Damit Nichtigkeiten nicht eskalieren, empfiehlt der Mieterverein Köln erst einmal Ruhe zu bewahren und auf den oder die Nachbarn in einem freundlichen Ton zuzugehen: „Manchmal weiß der Nachbar oder die Nachbarin nicht mal, dass von ihm oder ihr eine Störung ausgehen könnte“. Doch nicht immer führt ein ruhiger Ton zum gewünschten Ergebnis, denn „oft ist völlig unklar, ob der eine Nachbar rücksichtslos ist oder der andere Nachbar übersensibel“, weiß auch der Mieterverein. Um aufkommende Konflikte erfolgreich lösen zu können, ist es ratsam, zu wissen, was denn eigentlich erlaubt oder verboten ist. Ein Überblick:
Lärm
Lärm sei eindeutig das Thema, das am häufigsten zu Streit unter Nachbarn führe, so der Mieterverein Köln. Auch unabhängig von Pandemie, Homeoffice und Quarantäne würden sich Streitigkeiten hinsichtlich dessen in der Vergangenheit häufen. Normale Verhaltensweisen sind in der Regel zu dulden. So lässt sich Trittschall beispielsweise nicht verhindern. Dieser muss hingenommen werden, urteilte das Oberlandesgericht Düsseldorf (Az.: I-3 Wx 115/07). Übertrieben werden sollte jedoch auch nicht. So untersagte das Landgericht Hamburg der Bewohnerin einer Mietwohnung, daheim hochhackige Schuhe zu tragen. Dies stelle eine „unzumutbare Lärmbelästigung“ für die Nachbarn dar (Az.: 316 S 14/09). Auch Streit lässt sich nicht immer verhindern, jedoch sollte es sich hier im Rahmen halten. Das Amtsgericht Bergisch Gladbach gab Nachbarn Recht, die sich gegen ein ständig streitendes Ehepaar gewehrt hatten (Az.: 64 C 125/00). Aber auch auf der anderen Seite der Emotionen darf es nicht zu laut werden.

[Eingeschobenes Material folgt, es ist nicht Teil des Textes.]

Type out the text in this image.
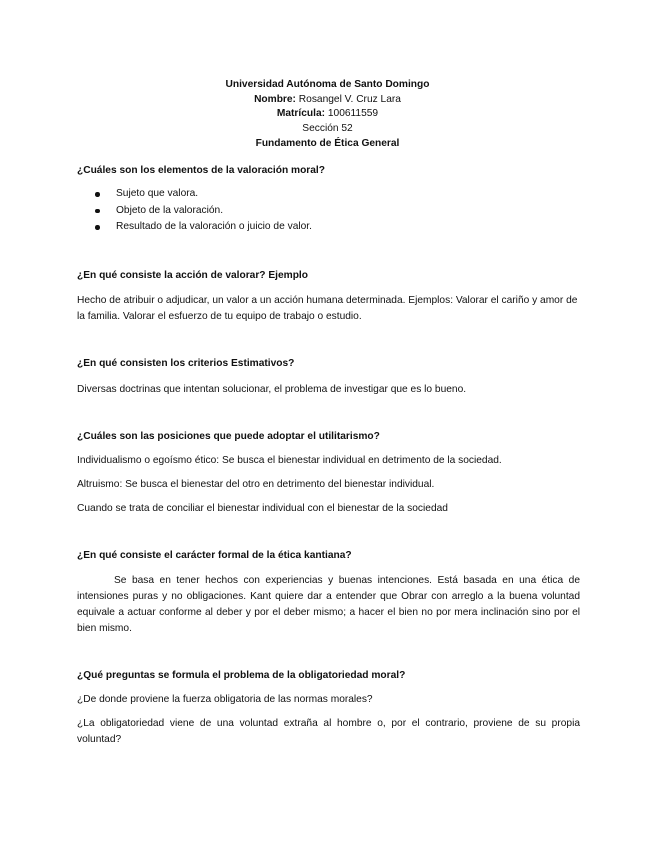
Universidad Autónoma de Santo Domingo
Nombre: Rosangel V. Cruz Lara
Matrícula: 100611559
Sección 52
Fundamento de Ética General
¿Cuáles son los elementos de la valoración moral?
Sujeto que valora.
Objeto de la valoración.
Resultado de la valoración o juicio de valor.
¿En qué consiste la acción de valorar? Ejemplo
Hecho de atribuir o adjudicar, un valor a un acción humana determinada. Ejemplos: Valorar el cariño y amor de la familia. Valorar el esfuerzo de tu equipo de trabajo o estudio.
¿En qué consisten los criterios Estimativos?
Diversas doctrinas que intentan solucionar, el problema de investigar que es lo bueno.
¿Cuáles son las posiciones que puede adoptar el utilitarismo?
Individualismo o egoísmo ético: Se busca el bienestar individual en detrimento de la sociedad.
Altruismo: Se busca el bienestar del otro en detrimento del bienestar individual.
Cuando se trata de conciliar el bienestar individual con el bienestar de la sociedad
¿En qué consiste el carácter formal de la ética kantiana?
Se basa en tener hechos con experiencias y buenas intenciones. Está basada en una ética de intensiones puras y no obligaciones. Kant quiere dar a entender que Obrar con arreglo a la buena voluntad equivale a actuar conforme al deber y por el deber mismo; a hacer el bien no por mera inclinación sino por el bien mismo.
¿Qué preguntas se formula el problema de la obligatoriedad moral?
¿De donde proviene la fuerza obligatoria de las normas morales?
¿La obligatoriedad viene de una voluntad extraña al hombre o, por el contrario, proviene de su propia voluntad?
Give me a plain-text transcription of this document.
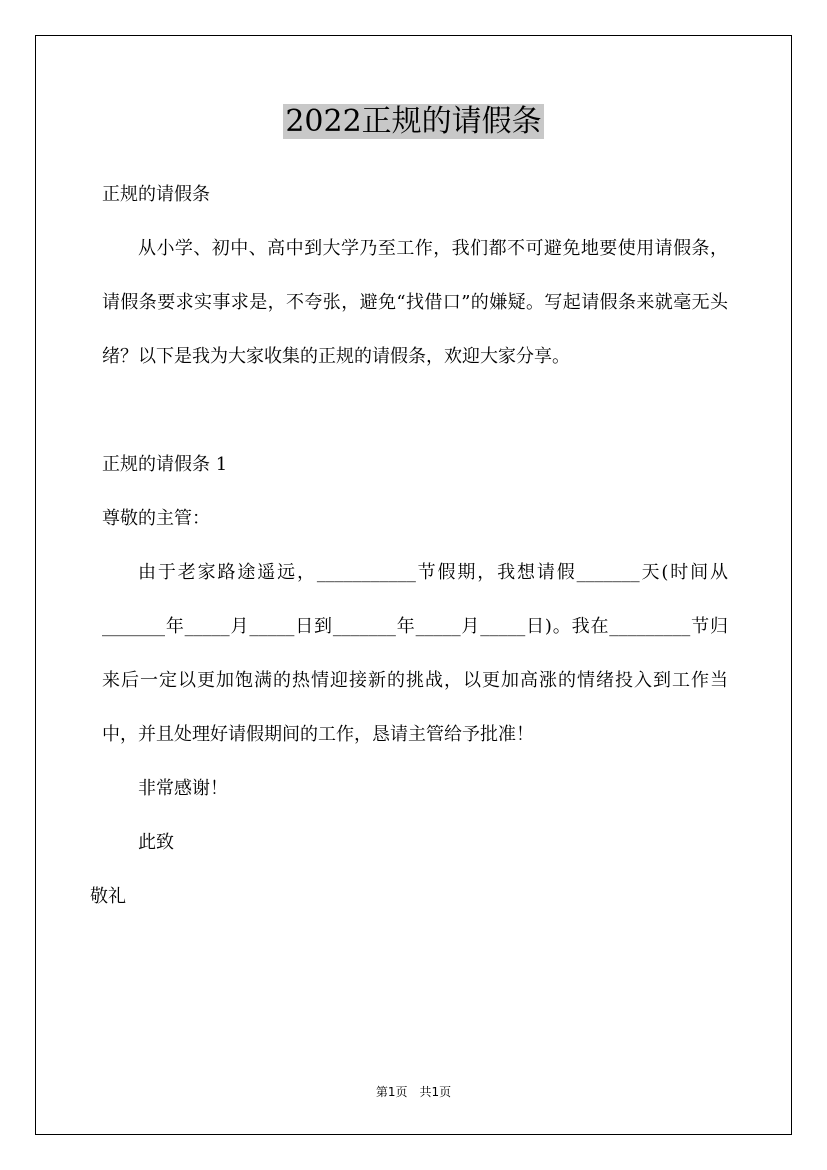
2022正规的请假条

正规的请假条

从小学、初中、高中到大学乃至工作，我们都不可避免地要使用请假条，请假条要求实事求是，不夸张，避免“找借口”的嫌疑。写起请假条来就毫无头绪？以下是我为大家收集的正规的请假条，欢迎大家分享。

正规的请假条 1

尊敬的主管：

由于老家路途遥远，___________节假期，我想请假_______天(时间从_______年_____月_____日到_______年_____月_____日)。我在_________节归来后一定以更加饱满的热情迎接新的挑战，以更加高涨的情绪投入到工作当中，并且处理好请假期间的工作，恳请主管给予批准！

非常感谢！

此致

敬礼

第1页　共1页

Nach Ansicht des Amtsgerichts Warendorf könne man vom „Nachbarn verlangen, dass dieser auch tagsüber lautes Stöhnen beim Sexualverkehr auf Zimmerlautstärke hält.“ (Az.: 5 C 414/97).
Im wahrsten Sinne des Wortes mehr Spielraum hat der Nachwuchs. Denn Kinderlärm ist grundsätzlich keine Lärmbelästigung und muss akzeptiert werden. Das bestätigte unter anderem das Amtsgericht Frankfurt (Az.: 33 C 2368/08). „Vielen scheint es nicht klar zu sein, dass der Lärm spielender Kinder in einem gewissen Umfang von jedem Hausbewohner hingenommen werden muss. Selbstverständlich dürfen Kinder in einer Wohnung spielen und dabei lachen, weinen und schreien“, so der Mieterverein. Einen blanken Freifahrtschein haben aber auch Kinder nicht. So schränkt das Landgericht Köln ein, dass die Eltern auch auf die allgemeinen Ruhezeiten achten müssen. (Az.: 6 S 403/07). Mitten in der Nacht muss Kinderlärm natürlich nicht hingenommen werden. Und auch außerhalb der Ruhezeiten darf Lärm durch Kinder nicht ins Unzumutbar abdriften.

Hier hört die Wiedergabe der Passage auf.